Unfortunately, some people react to life in their 40s by having a midlife crisis. That sort of crisis boils down to a sense of anxiety over time that has passed and goals that haven't been met. Among other things, it can be easy to feel that way about your finances at age 40 because you are getting toward the half-way point of your working life. If you don't start securing your financial future soon, you will find that too much time has slipped away from you.
How to prevent a financial mid-life crisis
To prevent a financial mid-life crisis, here are eight things you should do once you turn 40:
1. Get a grip on your budget
Younger people are often happy just to get the bills paid and get through the month without an overdraft. By the time you are 40 though, you should be finding enough breathing room in your monthly finances to start saving money. The best way to make this happen is by planning your expenditures with a budget, and by putting part of your income into your savings accounts.
2. Assess your career opportunities
Age 40 is a critical time for your career. On the positive side, you should be about to enter your peak earning years. On the negative side, your education may be far enough in the past that your skills are no longer as competitive as they should be. Take a realistic assessment of your current job security and your prospects in the job market. This is a good time to pursue new opportunities if available, but also to refresh any skills that may have become outdated.
3. Prioritize your debts
As you start to set up a household, it is natural to find yourself accumulating debts: a mortgage, a car loan or two, credit card balances, etc. Organize those debts by ranking them in order of the interest rate you are paying, so you can prioritize the highest-interest debt to be paid off the most quickly.
4. Consolidate debt to reduce interest charges
Sorting your debt by interest rate might indicate an opportunity to reduce your interest expense by exchanging higher-interest for lower-interest debt. Examples might include using lower interest credit cards to pay off higher interest ones, taking advantage of zero-interest balance transfer credit card offers, or using a home equity loan to pay off more expensive forms of debt.
5. Review your life insurance coverage
If you first got life insurance when you were in your 20s, your life has probably changed since then. Higher income and more dependents may indicate a need for more coverage. On the other hand, if you have accumulated significant savings by your 40s, you may find that you can scale back on insurance because you've built your own safety net for your family.

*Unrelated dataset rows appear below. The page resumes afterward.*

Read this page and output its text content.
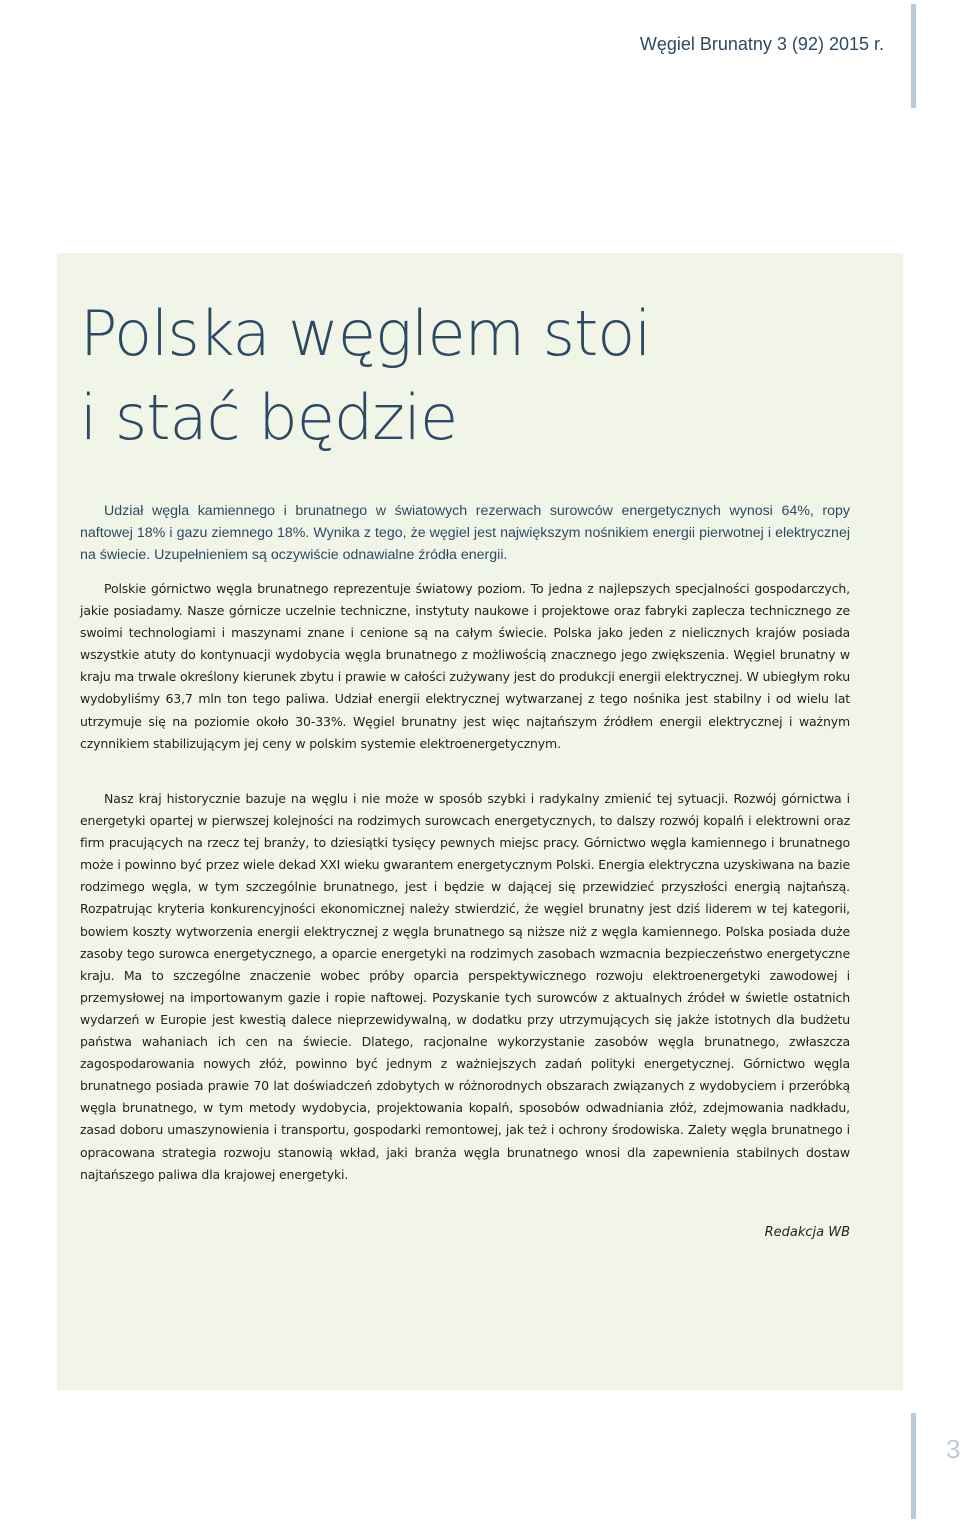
Węgiel Brunatny 3 (92) 2015 r.
Polska węglem stoi
i stać będzie

Udział węgla kamiennego i brunatnego w światowych rezerwach surowców energetycznych wynosi 64%, ropy naftowej 18% i gazu ziemnego 18%. Wynika z tego, że węgiel jest największym nośnikiem energii pierwotnej i elektrycznej na świecie. Uzupełnieniem są oczywiście odnawialne źródła energii.

Polskie górnictwo węgla brunatnego reprezentuje światowy poziom. To jedna z najlepszych specjalności gospodarczych, jakie posiadamy. Nasze górnicze uczelnie techniczne, instytuty naukowe i projektowe oraz fabryki zaplecza technicznego ze swoimi technologiami i maszynami znane i cenione są na całym świecie. Polska jako jeden z nielicznych krajów posiada wszystkie atuty do kontynuacji wydobycia węgla brunatnego z możliwością znacznego jego zwiększenia. Węgiel brunatny w kraju ma trwale określony kierunek zbytu i prawie w całości zużywany jest do produkcji energii elektrycznej. W ubiegłym roku wydobyliśmy 63,7 mln ton tego paliwa. Udział energii elektrycznej wytwarzanej z tego nośnika jest stabilny i od wielu lat utrzymuje się na poziomie około 30-33%. Węgiel brunatny jest więc najtańszym źródłem energii elektrycznej i ważnym czynnikiem stabilizującym jej ceny w polskim systemie elektroenergetycznym.

Nasz kraj historycznie bazuje na węglu i nie może w sposób szybki i radykalny zmienić tej sytuacji. Rozwój górnictwa i energetyki opartej w pierwszej kolejności na rodzimych surowcach energetycznych, to dalszy rozwój kopalń i elektrowni oraz firm pracujących na rzecz tej branży, to dziesiątki tysięcy pewnych miejsc pracy. Górnictwo węgla kamiennego i brunatnego może i powinno być przez wiele dekad XXI wieku gwarantem energetycznym Polski. Energia elektryczna uzyskiwana na bazie rodzimego węgla, w tym szczególnie brunatnego, jest i będzie w dającej się przewidzieć przyszłości energią najtańszą. Rozpatrując kryteria konkurencyjności ekonomicznej należy stwierdzić, że węgiel brunatny jest dziś liderem w tej kategorii, bowiem koszty wytworzenia energii elektrycznej z węgla brunatnego są niższe niż z węgla kamiennego. Polska posiada duże zasoby tego surowca energetycznego, a oparcie energetyki na rodzimych zasobach wzmacnia bezpieczeństwo energetyczne kraju. Ma to szczególne znaczenie wobec próby oparcia perspektywicznego rozwoju elektroenergetyki zawodowej i przemysłowej na importowanym gazie i ropie naftowej. Pozyskanie tych surowców z aktualnych źródeł w świetle ostatnich wydarzeń w Europie jest kwestią dalece nieprzewidywalną, w dodatku przy utrzymujących się jakże istotnych dla budżetu państwa wahaniach ich cen na świecie. Dlatego, racjonalne wykorzystanie zasobów węgla brunatnego, zwłaszcza zagospodarowania nowych złóż, powinno być jednym z ważniejszych zadań polityki energetycznej. Górnictwo węgla brunatnego posiada prawie 70 lat doświadczeń zdobytych w różnorodnych obszarach związanych z wydobyciem i przeróbką węgla brunatnego, w tym metody wydobycia, projektowania kopalń, sposobów odwadniania złóż, zdejmowania nadkładu, zasad doboru umaszynowienia i transportu, gospodarki remontowej, jak też i ochrony środowiska. Zalety węgla brunatnego i opracowana strategia rozwoju stanowią wkład, jaki branża węgla brunatnego wnosi dla zapewnienia stabilnych dostaw najtańszego paliwa dla krajowej energetyki.

Redakcja WB

3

6. Make a retirement savings projection
You should already be saving for retirement, but are you saving what you need to, or just what you think you can afford? Use a retirement savings calculator to see what your current pace of savings would produce in terms of retirement income. Chances are you will find that you need to dig a little deeper to support a decent retirement lifestyle.

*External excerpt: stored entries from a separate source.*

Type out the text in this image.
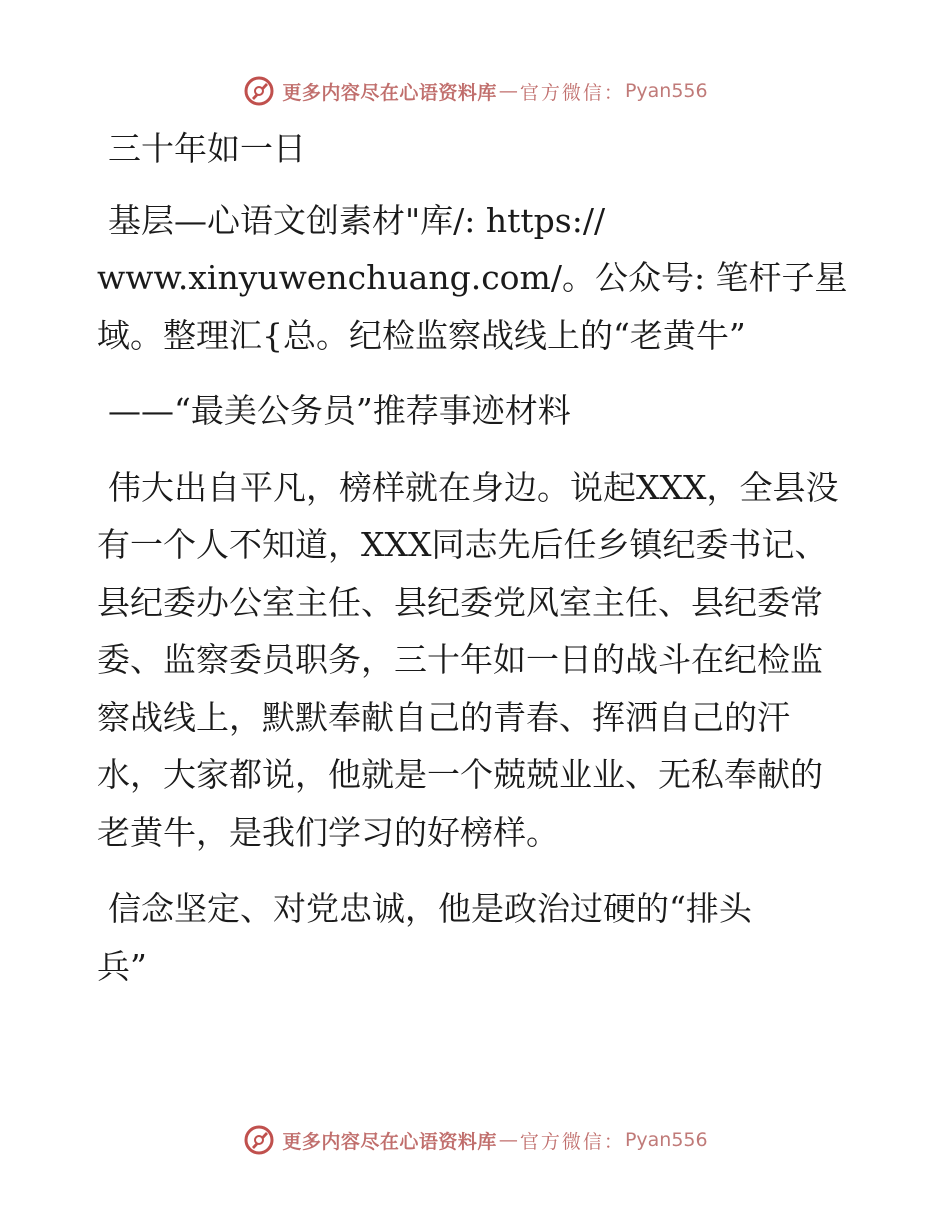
更多内容尽在心语资料库 — 官方微信： Pyan556

三十年如一日

基层—心语文创素材"库/: https://

www.xinyuwenchuang.com/。公众号: 笔杆子星

域。整理汇{总。纪检监察战线上的“老黄牛”

——“最美公务员”推荐事迹材料

伟大出自平凡，榜样就在身边。说起XXX，全县没

有一个人不知道，XXX同志先后任乡镇纪委书记、

县纪委办公室主任、县纪委党风室主任、县纪委常

委、监察委员职务，三十年如一日的战斗在纪检监

察战线上，默默奉献自己的青春、挥洒自己的汗

水，大家都说，他就是一个兢兢业业、无私奉献的

老黄牛，是我们学习的好榜样。

信念坚定、对党忠诚，他是政治过硬的“排头

兵”

更多内容尽在心语资料库 — 官方微信： Pyan556
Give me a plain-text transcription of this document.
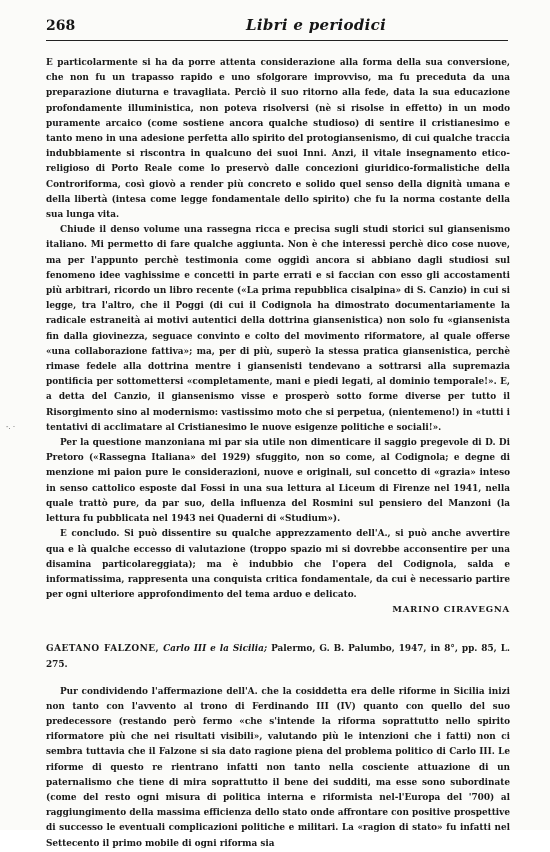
268	Libri e periodici
-. ·

E particolarmente si ha da porre attenta considerazione alla forma della sua conversione, che non fu un trapasso rapido e uno sfolgorare improvviso, ma fu preceduta da una preparazione diuturna e travagliata. Perciò il suo ritorno alla fede, data la sua educazione profondamente illuministica, non poteva risolversi (nè si risolse in effetto) in un modo puramente arcaico (come sostiene ancora qualche studioso) di sentire il cristianesimo e tanto meno in una adesione perfetta allo spirito del protogiansenismo, di cui qualche traccia indubbiamente si riscontra in qualcuno dei suoi Inni. Anzi, il vitale insegnamento etico-religioso di Porto Reale come lo preservò dalle concezioni giuridico-formalistiche della Controriforma, così giovò a render più concreto e solido quel senso della dignità umana e della libertà (intesa come legge fondamentale dello spirito) che fu la norma costante della sua lunga vita.

Chiude il denso volume una rassegna ricca e precisa sugli studi storici sul giansenismo italiano. Mi permetto di fare qualche aggiunta. Non è che interessi perchè dico cose nuove, ma per l'appunto perchè testimonia come oggidì ancora si abbiano dagli studiosi sul fenomeno idee vaghissime e concetti in parte errati e si faccian con esso gli accostamenti più arbitrari, ricordo un libro recente («La prima repubblica cisalpina» di S. Canzio) in cui si legge, tra l'altro, che il Poggi (di cui il Codignola ha dimostrato documentariamente la radicale estraneità ai motivi autentici della dottrina giansenistica) non solo fu «giansenista fin dalla giovinezza, seguace convinto e colto del movimento riformatore, al quale offerse «una collaborazione fattiva»; ma, per di più, superò la stessa pratica giansenistica, perchè rimase fedele alla dottrina mentre i giansenisti tendevano a sottrarsi alla supremazia pontificia per sottomettersi «completamente, mani e piedi legati, al dominio temporale!». E, a detta del Canzio, il giansenismo visse e prosperò sotto forme diverse per tutto il Risorgimento sino al modernismo: vastissimo moto che si perpetua, (nientemeno!) in «tutti i tentativi di acclimatare al Cristianesimo le nuove esigenze politiche e sociali!».

Per la questione manzoniana mi par sia utile non dimenticare il saggio pregevole di D. Di Pretoro («Rassegna Italiana» del 1929) sfuggito, non so come, al Codignola; e degne di menzione mi paion pure le considerazioni, nuove e originali, sul concetto di «grazia» inteso in senso cattolico esposte dal Fossi in una sua lettura al Liceum di Firenze nel 1941, nella quale trattò pure, da par suo, della influenza del Rosmini sul pensiero del Manzoni (la lettura fu pubblicata nel 1943 nei Quaderni di «Studium»).

E concludo. Si può dissentire su qualche apprezzamento dell'A., si può anche avvertire qua e là qualche eccesso di valutazione (troppo spazio mi si dovrebbe acconsentire per una disamina particolareggiata); ma è indubbio che l'opera del Codignola, salda e informatissima, rappresenta una conquista critica fondamentale, da cui è necessario partire per ogni ulteriore approfondimento del tema arduo e delicato.

MARINO CIRAVEGNA

GAETANO FALZONE, Carlo III e la Sicilia; Palermo, G. B. Palumbo, 1947, in 8°, pp. 85, L. 275.

Pur condividendo l'affermazione dell'A. che la cosiddetta era delle riforme in Sicilia inizi non tanto con l'avvento al trono di Ferdinando III (IV) quanto con quello del suo predecessore (restando però fermo «che s'intende la riforma soprattutto nello spirito riformatore più che nei risultati visibili», valutando più le intenzioni che i fatti) non ci sembra tuttavia che il Falzone si sia dato ragione piena del problema politico di Carlo III. Le riforme di questo re rientrano infatti non tanto nella cosciente attuazione di un paternalismo che tiene di mira soprattutto il bene dei sudditi, ma esse sono subordinate (come del resto ogni misura di politica interna e riformista nel-l'Europa del '700) al raggiungimento della massima efficienza dello stato onde affrontare con positive prospettive di successo le eventuali complicazioni politiche e militari. La «ragion di stato» fu infatti nel Settecento il primo mobile di ogni riforma sia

7. Ramp up your 401(k) savings contributions
Once you know how much you need to save for retirement, make sure you are taking full advantage of the company match and tax savings available from your 401(k) plan.
8. Start a Health Savings Account
A high-deductible health care plan is often a more cost-effective form of health care insurance. If you have that kind of coverage, you are eligible to contribute to a health savings account. You can use up to $3,350 to fund individual coverage or $6,650 to fund family coverage, but what people often overlook about health savings accounts is that they can be used to accumulate long-term savings in addition to funding short-term needs.
Building long-term savings in a health savings account is appropriate because health care costs are a significant portion of retirement expenditures. As an added benefit, health savings accounts can have superior tax advantages to a 401(k) or an individual retirement account (IRA).
Whether you embrace turning 40 or you feel it is dragging you kicking and screaming into middle age, if you take the above eight steps you will find that when it comes time to turn 50, you will do so in better financial shape than you are in now.